Council has denied the permanent rezoning of Angelstone Farms Inc. at the Dec. 15 council meeting.
“Angelstone wants a permanent zoning for the operation, the Gilberts want us to refuse their application and I’m quite sure council would like to see this application finally behind you,” said Wellington County planner Gary Cousins.
“I can guarantee you that none of you will be happy with my report tonight.”
Cousins presented five recommendations to council regarding Angelstone, which hosts large international showjumping events:
– that the permanent zoning requested by Angelstone not be approved;
– that another one-year temporary use bylaw be approved specifically for five events covering 25 days;
– that the town only approve major event permits for the two June events and consider the three August permits only after being satisfied that the impacts of the June events, particularly related to noise, was reasonable;
– that town staff work with Angelstone to determine how best to monitor the June events; and
– that no further temporary use bylaws be approved and permanent zoning be considered based on the results of 2016 season.
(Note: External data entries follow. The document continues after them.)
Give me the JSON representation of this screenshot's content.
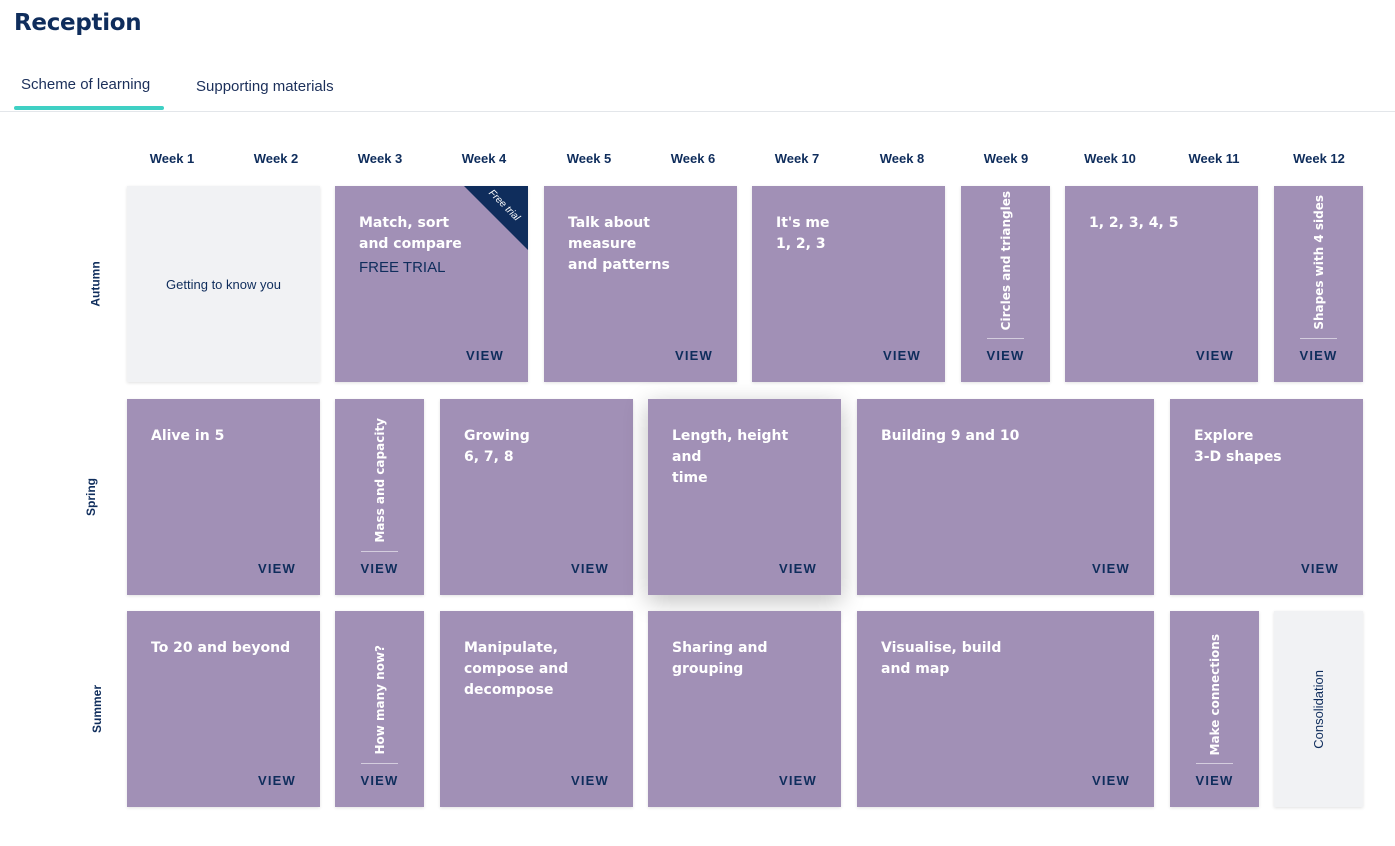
{
  "page": {
    "title": "Reception"
  },
  "tabs": [
    {
      "label": "Scheme of learning",
      "active": true
    },
    {
      "label": "Supporting materials",
      "active": false
    }
  ],
  "weeks": [
    "Week 1",
    "Week 2",
    "Week 3",
    "Week 4",
    "Week 5",
    "Week 6",
    "Week 7",
    "Week 8",
    "Week 9",
    "Week 10",
    "Week 11",
    "Week 12"
  ],
  "terms": [
    "Autumn",
    "Spring",
    "Summer"
  ],
  "view_label": "VIEW",
  "colors": {
    "card": "#a190b6",
    "grey_card": "#f1f2f4",
    "navy": "#0f2d5c",
    "tab_accent": "#3fd0c4"
  },
  "autumn": {
    "getting_to_know_you": "Getting to know you",
    "match_sort": "Match, sort\nand compare",
    "free_trial_label": "FREE TRIAL",
    "free_trial_ribbon": "Free trial",
    "talk_measure": "Talk about measure\nand patterns",
    "its_me": "It's me\n1, 2, 3",
    "circles_triangles": "Circles and triangles",
    "one_to_five": "1, 2, 3, 4, 5",
    "shapes_4_sides": "Shapes with 4 sides"
  },
  "spring": {
    "alive_in_5": "Alive in 5",
    "mass_capacity": "Mass and capacity",
    "growing": "Growing\n6, 7, 8",
    "length_height": "Length, height and\ntime",
    "building_9_10": "Building 9 and 10",
    "explore_3d": "Explore\n3-D shapes"
  },
  "summer": {
    "to_20": "To 20 and beyond",
    "how_many_now": "How many now?",
    "manipulate": "Manipulate,\ncompose and\ndecompose",
    "sharing": "Sharing and\ngrouping",
    "visualise": "Visualise, build\nand map",
    "make_connections": "Make connections",
    "consolidation": "Consolidation"
  }
}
Cousins said Angelstone made significant improvement to its operation relating to road access, drainage and operating within its site plans.
He added Angelstone has made significant improvements “to the amplified sound resulting in many neighbours no longer expressing concerns. However, the town monitoring program at Angelstone continued to show noise, mainly from announcements, was a problem for the Gilberts.”
To answer the issue about use, Cousins said he firmly believes Angelstone is agricultural.
“It may not be people’s traditional idea of agriculture … but the raising of horses is clearly allowed in the provincial policy as is value-added activities related to that,” he said.
He also added the entertainment elements of the property are not precluded in agriculture events.
“Think back on fall fairs, plowing matches, horse races and more recently events like wine-tasting, farmer markets, bakeries and farm vacations which have all become part of the landscape in agriculture (in) Ontario,” he said.
Cousins told council he believes the facility is used primarily for training rather than hosting the events.
The planner also said regardless of council’s decision this matter will end up at an Ontairo Municipal Board hearing.
Council approved a temporary zoning bylaw to the Angelstone property for five events over 25 days in 2016.